Simulated Author's Rebuttal

0 responses · 0 unresolved

We thank the referee for their positive assessment of the manuscript, including the significance of the discretization approach for systems with discontinuous potentials and the value of the OpenFOAM implementation and analytical validation. The recommendation for minor revision is noted. No major comments were provided in the report.

Circularity Check

0 steps flagged

No significant circularity

full rationale

The paper presents a finite-volume discretization of the Laplace and gradient operators that incorporates internal jump boundary conditions at electrode-electrolyte interfaces. The central claim is implemented directly in OpenFOAM and validated against an independent analytical test case before being applied to a Li||Bi cell. No derivation step reduces to a fitted parameter renamed as a prediction, no self-citation supplies a load-bearing uniqueness theorem, and no ansatz is smuggled in via prior work by the same authors.
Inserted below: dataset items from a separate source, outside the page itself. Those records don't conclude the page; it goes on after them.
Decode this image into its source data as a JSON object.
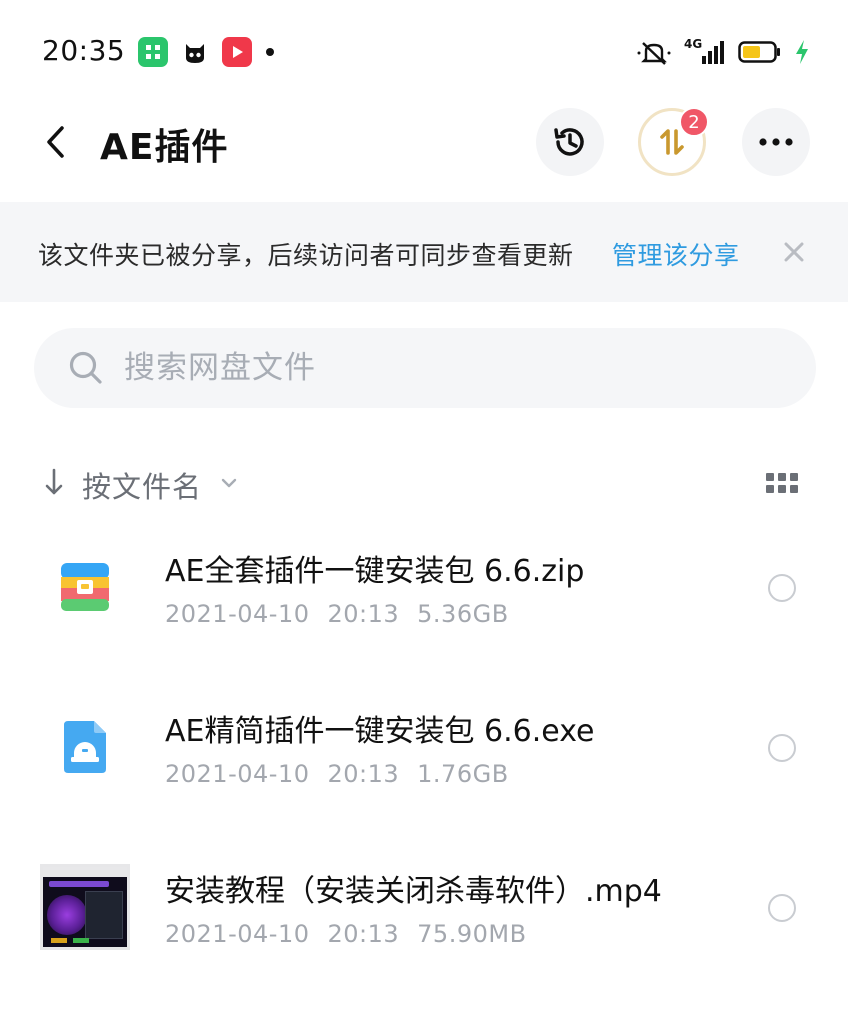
{
  "status_bar": {
    "time": "20:35",
    "network": "4G",
    "battery_color": "#f5c518",
    "charging_color": "#2bc56c"
  },
  "header": {
    "title": "AE插件",
    "transfer_badge": "2"
  },
  "share_banner": {
    "message": "该文件夹已被分享，后续访问者可同步查看更新",
    "action": "管理该分享"
  },
  "search": {
    "placeholder": "搜索网盘文件",
    "value": ""
  },
  "sort": {
    "label": "按文件名"
  },
  "files": [
    {
      "name": "AE全套插件一键安装包 6.6.zip",
      "date": "2021-04-10",
      "time": "20:13",
      "size": "5.36GB",
      "icon": "zip-archive-icon"
    },
    {
      "name": "AE精简插件一键安装包 6.6.exe",
      "date": "2021-04-10",
      "time": "20:13",
      "size": "1.76GB",
      "icon": "exe-installer-icon"
    },
    {
      "name": "安装教程（安装关闭杀毒软件）.mp4",
      "date": "2021-04-10",
      "time": "20:13",
      "size": "75.90MB",
      "icon": "video-thumbnail"
    }
  ],
  "colors": {
    "link": "#2f9be0",
    "badge": "#f05767",
    "banner_bg": "#f5f6f8",
    "meta_text": "#a3a7ae"
  }
}
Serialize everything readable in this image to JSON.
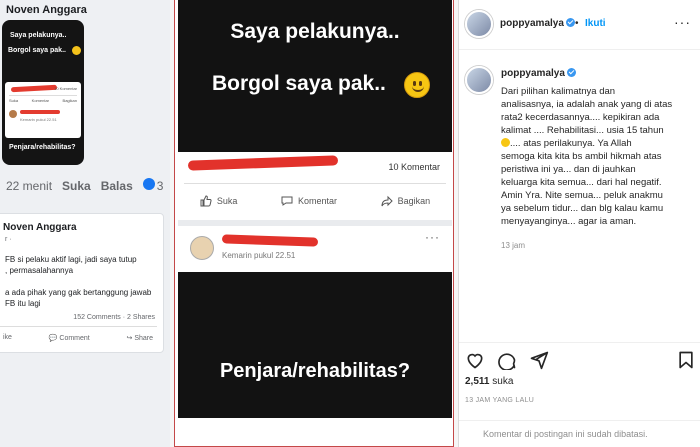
{
  "left": {
    "story_author": "Noven Anggara",
    "mini_story": {
      "line1": "Saya pelakunya..",
      "line2": "Borgol saya pak..",
      "komentar": "10 Komentar",
      "like": "Suka",
      "comment": "Komentar",
      "share": "Bagikan",
      "kemarin": "Kemarin pukul 22.51",
      "line3": "Penjara/rehabilitas?"
    },
    "meta": {
      "time": "22 menit",
      "like": "Suka",
      "reply": "Balas",
      "count": "3"
    },
    "post": {
      "author": "Noven Anggara",
      "sub": "r ·",
      "text": "FB si pelaku aktif lagi, jadi saya tutup\n, permasalahannya\n\na ada pihak yang gak bertanggung jawab\nFB itu lagi",
      "counts": "152 Comments · 2 Shares",
      "like": "ike",
      "comment": "Comment",
      "share": "Share"
    }
  },
  "middle": {
    "story1_line1": "Saya pelakunya..",
    "story1_line2": "Borgol saya pak..",
    "komentar_count": "10 Komentar",
    "actions": {
      "like": "Suka",
      "comment": "Komentar",
      "share": "Bagikan"
    },
    "post2_time": "Kemarin pukul 22.51",
    "story2_text": "Penjara/rehabilitas?"
  },
  "instagram": {
    "username": "poppyamalya",
    "follow_sep": "•",
    "follow": "Ikuti",
    "more": "···",
    "caption_user": "poppyamalya",
    "caption_part1": "Dari pilihan kalimatnya dan\nanalisasnya, ia adalah anak yang di atas\nrata2 kecerdasannya.... kepikiran ada\nkalimat .... Rehabilitasi... usia 15 tahun\n",
    "caption_part2": ".... atas perilakunya. Ya Allah\nsemoga kita kita bs ambil hikmah atas\nperistiwa ini ya... dan di jauhkan\nkeluarga kita semua... dari hal negatif.\nAmin Yra. Nite semua... peluk anakmu\nya sebelum tidur... dan blg kalau kamu\nmenyayanginya... agar ia aman.",
    "caption_time": "13 jam",
    "likes_count": "2,511",
    "likes_label": "suka",
    "ago": "13 JAM YANG LALU",
    "comments_closed": "Komentar di postingan ini sudah dibatasi.",
    "icons": [
      "heart-icon",
      "comment-icon",
      "share-icon",
      "bookmark-icon"
    ],
    "accent": "#0095f6"
  }
}
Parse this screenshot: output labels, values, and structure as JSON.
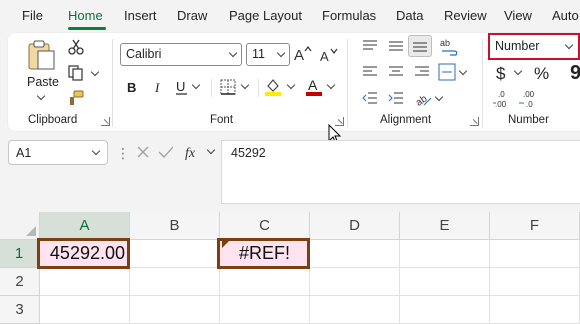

The method is therefore self-contained against external benchmarks.

Axiom & Free-Parameter Ledger

0 free parameters · 1 axioms · 0 invented entities

The central claim rests on the ability to discretize operators for jumps, with no additional free parameters or entities introduced in the abstract.

axioms (1)
  • standard math Standard assumptions of finite volume method for solving Laplace equation
    The paper builds on FVM framework.